Ciri ketiga orang bertakwa adalah memaafkan kesalahan orang lain. Sepanjang
Ramadhan, umat Islam paling dianjurkan memperbanyak permohonan maaf kepada
Allah dengan membaca:
اللَّهُمَّ إِنَّكَ عَفُوٌّ تُحِبُّ اْلعَفْوَ فَاعْفُ
عَنِّي
“Wahai Tuhan, Engkau Maha Pengampun, menyukai orang yang minta ampunan,
ampunilah aku.”
Kata ‘afw (maaf) diulang tiga kali dalam kalimat tersebut, menunjukkan
bahwa manusia memohon dengan sangat serius ampunan dari Allah SWT. Memohon
ampun merupakan bukti kerendahan diri di hadapan-Nya sebagai hamba yang banyak
kesalahan dan tak suci. Cara ini, bila dipraktikkan dengan penuh pengahayatan,
sebenarnya melatih orang selama Ramadhan tentang pentingnya maaf.

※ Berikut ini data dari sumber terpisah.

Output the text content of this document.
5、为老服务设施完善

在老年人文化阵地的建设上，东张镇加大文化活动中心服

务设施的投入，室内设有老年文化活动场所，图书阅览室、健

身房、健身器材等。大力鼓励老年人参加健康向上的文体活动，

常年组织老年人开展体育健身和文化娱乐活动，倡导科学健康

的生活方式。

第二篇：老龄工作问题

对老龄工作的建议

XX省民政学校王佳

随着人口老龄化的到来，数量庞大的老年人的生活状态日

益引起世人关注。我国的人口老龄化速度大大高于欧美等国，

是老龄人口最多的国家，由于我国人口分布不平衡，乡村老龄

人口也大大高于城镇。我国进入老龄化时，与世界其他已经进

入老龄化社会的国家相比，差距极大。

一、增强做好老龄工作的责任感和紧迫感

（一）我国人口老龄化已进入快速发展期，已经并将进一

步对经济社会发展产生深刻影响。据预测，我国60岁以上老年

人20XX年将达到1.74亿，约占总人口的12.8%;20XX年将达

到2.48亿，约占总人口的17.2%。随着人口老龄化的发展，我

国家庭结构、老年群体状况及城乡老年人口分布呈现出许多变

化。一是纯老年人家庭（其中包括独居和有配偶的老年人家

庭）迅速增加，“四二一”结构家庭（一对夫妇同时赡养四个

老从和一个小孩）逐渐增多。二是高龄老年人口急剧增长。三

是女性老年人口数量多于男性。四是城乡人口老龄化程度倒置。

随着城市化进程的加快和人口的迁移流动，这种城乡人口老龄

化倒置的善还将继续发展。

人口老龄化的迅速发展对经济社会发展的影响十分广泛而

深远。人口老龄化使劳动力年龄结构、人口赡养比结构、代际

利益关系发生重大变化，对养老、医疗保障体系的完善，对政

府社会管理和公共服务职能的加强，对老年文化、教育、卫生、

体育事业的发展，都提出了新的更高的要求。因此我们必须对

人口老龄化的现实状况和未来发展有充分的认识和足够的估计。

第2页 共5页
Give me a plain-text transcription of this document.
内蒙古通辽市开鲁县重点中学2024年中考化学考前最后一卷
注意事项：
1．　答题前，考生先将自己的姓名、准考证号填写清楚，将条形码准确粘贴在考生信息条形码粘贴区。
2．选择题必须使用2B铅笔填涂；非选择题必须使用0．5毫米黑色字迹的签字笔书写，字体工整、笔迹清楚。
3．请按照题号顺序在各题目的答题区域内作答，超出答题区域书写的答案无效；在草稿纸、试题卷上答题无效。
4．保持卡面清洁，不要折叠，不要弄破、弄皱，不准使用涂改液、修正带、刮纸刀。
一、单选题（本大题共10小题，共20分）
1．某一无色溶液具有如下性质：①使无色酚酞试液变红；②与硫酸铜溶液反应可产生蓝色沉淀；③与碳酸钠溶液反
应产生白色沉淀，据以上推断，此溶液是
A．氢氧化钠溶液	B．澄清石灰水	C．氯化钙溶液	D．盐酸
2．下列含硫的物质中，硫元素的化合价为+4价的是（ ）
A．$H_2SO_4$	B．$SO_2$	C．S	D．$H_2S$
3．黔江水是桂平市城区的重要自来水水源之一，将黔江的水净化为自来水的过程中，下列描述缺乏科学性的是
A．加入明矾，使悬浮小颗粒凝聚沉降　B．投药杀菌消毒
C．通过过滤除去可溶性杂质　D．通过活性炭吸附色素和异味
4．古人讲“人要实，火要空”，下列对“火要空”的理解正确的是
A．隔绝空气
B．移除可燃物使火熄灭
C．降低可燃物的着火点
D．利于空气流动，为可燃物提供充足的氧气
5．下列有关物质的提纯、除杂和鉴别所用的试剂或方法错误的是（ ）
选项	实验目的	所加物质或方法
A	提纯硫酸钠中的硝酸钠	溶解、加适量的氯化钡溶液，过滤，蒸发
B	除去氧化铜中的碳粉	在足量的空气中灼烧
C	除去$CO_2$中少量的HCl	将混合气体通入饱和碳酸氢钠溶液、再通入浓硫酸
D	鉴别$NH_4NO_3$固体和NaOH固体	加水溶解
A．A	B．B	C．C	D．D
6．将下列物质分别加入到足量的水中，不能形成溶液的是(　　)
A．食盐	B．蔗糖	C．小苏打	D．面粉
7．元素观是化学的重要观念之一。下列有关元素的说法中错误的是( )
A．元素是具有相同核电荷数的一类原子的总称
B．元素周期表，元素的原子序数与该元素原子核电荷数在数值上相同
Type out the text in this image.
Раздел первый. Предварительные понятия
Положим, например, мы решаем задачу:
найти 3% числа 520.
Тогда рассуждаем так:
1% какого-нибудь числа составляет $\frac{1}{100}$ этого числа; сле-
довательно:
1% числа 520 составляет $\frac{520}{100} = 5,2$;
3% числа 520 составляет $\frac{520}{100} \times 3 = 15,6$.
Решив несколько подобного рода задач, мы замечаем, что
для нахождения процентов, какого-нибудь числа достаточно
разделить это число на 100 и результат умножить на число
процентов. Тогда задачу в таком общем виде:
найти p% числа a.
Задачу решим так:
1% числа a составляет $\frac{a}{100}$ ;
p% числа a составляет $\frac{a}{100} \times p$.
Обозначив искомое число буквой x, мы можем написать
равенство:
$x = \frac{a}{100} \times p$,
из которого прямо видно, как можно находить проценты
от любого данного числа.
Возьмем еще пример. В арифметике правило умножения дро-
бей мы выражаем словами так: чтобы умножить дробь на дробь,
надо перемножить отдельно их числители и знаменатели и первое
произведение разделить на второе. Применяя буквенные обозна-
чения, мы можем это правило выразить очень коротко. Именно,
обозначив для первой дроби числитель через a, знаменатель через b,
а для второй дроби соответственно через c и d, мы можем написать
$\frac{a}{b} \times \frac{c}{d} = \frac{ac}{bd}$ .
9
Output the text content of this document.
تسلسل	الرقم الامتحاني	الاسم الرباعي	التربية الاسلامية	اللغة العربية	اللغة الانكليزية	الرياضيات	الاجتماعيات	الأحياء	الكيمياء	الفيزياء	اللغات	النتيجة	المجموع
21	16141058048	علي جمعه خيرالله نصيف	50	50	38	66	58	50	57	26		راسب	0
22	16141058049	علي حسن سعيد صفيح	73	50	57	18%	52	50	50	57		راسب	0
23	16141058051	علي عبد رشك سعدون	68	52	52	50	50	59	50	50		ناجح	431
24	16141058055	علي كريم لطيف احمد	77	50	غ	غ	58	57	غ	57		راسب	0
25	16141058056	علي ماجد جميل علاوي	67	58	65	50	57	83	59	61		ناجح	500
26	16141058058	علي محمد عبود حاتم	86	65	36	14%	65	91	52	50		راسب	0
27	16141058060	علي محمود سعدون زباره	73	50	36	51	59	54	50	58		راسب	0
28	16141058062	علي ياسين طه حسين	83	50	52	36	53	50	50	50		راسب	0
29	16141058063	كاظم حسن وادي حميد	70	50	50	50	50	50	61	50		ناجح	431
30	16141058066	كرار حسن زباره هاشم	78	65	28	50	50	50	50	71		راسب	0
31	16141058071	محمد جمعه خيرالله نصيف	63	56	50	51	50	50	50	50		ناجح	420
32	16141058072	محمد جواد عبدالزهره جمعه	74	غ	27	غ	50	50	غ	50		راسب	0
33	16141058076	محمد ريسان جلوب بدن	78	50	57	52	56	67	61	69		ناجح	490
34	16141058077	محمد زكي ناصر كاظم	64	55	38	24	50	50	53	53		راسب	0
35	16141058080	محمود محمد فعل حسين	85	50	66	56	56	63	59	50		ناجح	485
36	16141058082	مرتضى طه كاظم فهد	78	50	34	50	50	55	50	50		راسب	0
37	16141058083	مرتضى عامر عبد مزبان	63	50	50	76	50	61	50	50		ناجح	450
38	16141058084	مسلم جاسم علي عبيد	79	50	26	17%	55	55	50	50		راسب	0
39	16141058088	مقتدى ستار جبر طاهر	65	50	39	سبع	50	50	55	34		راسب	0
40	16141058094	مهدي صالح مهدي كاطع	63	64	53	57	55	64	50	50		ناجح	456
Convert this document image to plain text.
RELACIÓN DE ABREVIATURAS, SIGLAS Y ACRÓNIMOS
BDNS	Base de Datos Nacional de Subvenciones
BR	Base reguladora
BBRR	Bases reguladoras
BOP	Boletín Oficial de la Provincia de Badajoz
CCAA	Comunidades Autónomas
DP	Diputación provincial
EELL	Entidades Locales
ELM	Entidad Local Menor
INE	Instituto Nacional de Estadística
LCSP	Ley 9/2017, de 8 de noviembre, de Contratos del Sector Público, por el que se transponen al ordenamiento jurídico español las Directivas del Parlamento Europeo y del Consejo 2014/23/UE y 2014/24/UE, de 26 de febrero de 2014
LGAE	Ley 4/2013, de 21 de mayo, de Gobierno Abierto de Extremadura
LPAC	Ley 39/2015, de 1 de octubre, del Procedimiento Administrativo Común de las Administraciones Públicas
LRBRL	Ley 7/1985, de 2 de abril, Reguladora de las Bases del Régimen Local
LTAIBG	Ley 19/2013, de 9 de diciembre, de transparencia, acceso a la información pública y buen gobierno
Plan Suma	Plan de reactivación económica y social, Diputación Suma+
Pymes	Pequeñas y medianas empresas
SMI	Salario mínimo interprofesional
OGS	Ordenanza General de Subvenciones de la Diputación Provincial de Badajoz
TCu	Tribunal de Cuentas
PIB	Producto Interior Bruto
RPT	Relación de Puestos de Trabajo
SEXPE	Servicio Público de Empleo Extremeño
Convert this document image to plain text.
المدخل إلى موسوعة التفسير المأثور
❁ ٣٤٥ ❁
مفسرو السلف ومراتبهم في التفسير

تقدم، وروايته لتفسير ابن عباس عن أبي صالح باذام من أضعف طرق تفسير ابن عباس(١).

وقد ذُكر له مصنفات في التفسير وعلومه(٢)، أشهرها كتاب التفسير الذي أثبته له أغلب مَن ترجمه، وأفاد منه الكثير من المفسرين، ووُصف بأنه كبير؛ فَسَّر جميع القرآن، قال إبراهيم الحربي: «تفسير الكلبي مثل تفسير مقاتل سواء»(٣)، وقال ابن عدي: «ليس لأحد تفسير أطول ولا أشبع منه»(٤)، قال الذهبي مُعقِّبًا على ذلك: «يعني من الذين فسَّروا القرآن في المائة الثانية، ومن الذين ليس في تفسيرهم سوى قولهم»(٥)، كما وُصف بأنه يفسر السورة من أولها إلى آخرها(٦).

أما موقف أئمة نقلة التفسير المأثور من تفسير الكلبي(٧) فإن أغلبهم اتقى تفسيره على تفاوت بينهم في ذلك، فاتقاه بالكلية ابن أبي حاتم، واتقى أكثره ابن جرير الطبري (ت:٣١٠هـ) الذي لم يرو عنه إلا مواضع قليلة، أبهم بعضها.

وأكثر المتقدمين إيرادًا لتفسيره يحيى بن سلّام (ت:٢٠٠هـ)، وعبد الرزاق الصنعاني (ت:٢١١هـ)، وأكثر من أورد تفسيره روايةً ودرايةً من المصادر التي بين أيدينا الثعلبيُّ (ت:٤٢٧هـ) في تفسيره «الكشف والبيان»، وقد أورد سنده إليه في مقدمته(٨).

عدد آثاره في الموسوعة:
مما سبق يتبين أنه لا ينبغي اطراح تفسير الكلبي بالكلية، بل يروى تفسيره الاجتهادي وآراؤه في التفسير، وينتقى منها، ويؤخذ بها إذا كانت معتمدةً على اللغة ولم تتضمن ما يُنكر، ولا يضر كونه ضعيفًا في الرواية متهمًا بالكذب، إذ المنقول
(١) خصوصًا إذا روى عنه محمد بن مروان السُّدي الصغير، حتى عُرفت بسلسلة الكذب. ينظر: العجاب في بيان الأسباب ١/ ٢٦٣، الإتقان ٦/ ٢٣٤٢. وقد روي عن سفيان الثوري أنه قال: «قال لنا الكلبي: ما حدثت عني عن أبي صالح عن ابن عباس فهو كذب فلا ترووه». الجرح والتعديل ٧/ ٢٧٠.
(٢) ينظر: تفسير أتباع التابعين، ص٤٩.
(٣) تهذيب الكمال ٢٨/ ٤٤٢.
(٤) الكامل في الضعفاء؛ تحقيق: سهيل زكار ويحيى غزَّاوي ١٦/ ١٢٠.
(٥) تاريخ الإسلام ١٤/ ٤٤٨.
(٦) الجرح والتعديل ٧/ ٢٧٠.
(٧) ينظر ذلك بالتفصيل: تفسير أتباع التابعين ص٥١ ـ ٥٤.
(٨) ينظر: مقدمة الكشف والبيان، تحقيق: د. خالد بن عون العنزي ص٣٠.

Bila diri kita sendiri saja tak mungkin suci dari kesalahan, maka tidak ada
alasan bagi kita untuk tidak mau memaafkan kesalahan orang lain. Maaf merupakan
sesuatu yang singkat namun bisa terasa sangat berat manakala kita tidak mampu
menggalkan persoalan ego, gengsi, dan unsur-unsur nafsu lainnya.
Mana kala ketiga sifat tersebut, yakni menginfakkan hartanya baik dikala
senang maupun sengsara, mampu mengendalikan amarahnya dan berjiwa besar
memaafkan siapa saja dan kapan saja sudah melekat pada diri kita, maka Ramadhan
tentu menjadikan kita sebagai orang yang mempunyai predikat taqwa لعلكم
تــتــقـون.
الله اكبر الله اكبر الله اكبر ولله الحمد
Hadirin wal hadirat ... mari kita sejenak menengok ke kanan
dan ke kiri kita.
Ternyata kesalahan dan khilaf kita bukan hanya pada Allah
Ta’ala.
Mari kita ingat ketika orang tua memanggil kita .. dan kita
tidak bersegera menjawab seruannya. Sekarang, yang ada hanya penyesalan. Mungkin sebagian
mereka sudah terbaring tak berdaya, atau sudah melangkah di alam baqa.
Bagaimana kita bertaubat untuk kehilafan dan kesaahan ini, bagaimana pula kita memohonkan ampun dan maaf kepada mereka?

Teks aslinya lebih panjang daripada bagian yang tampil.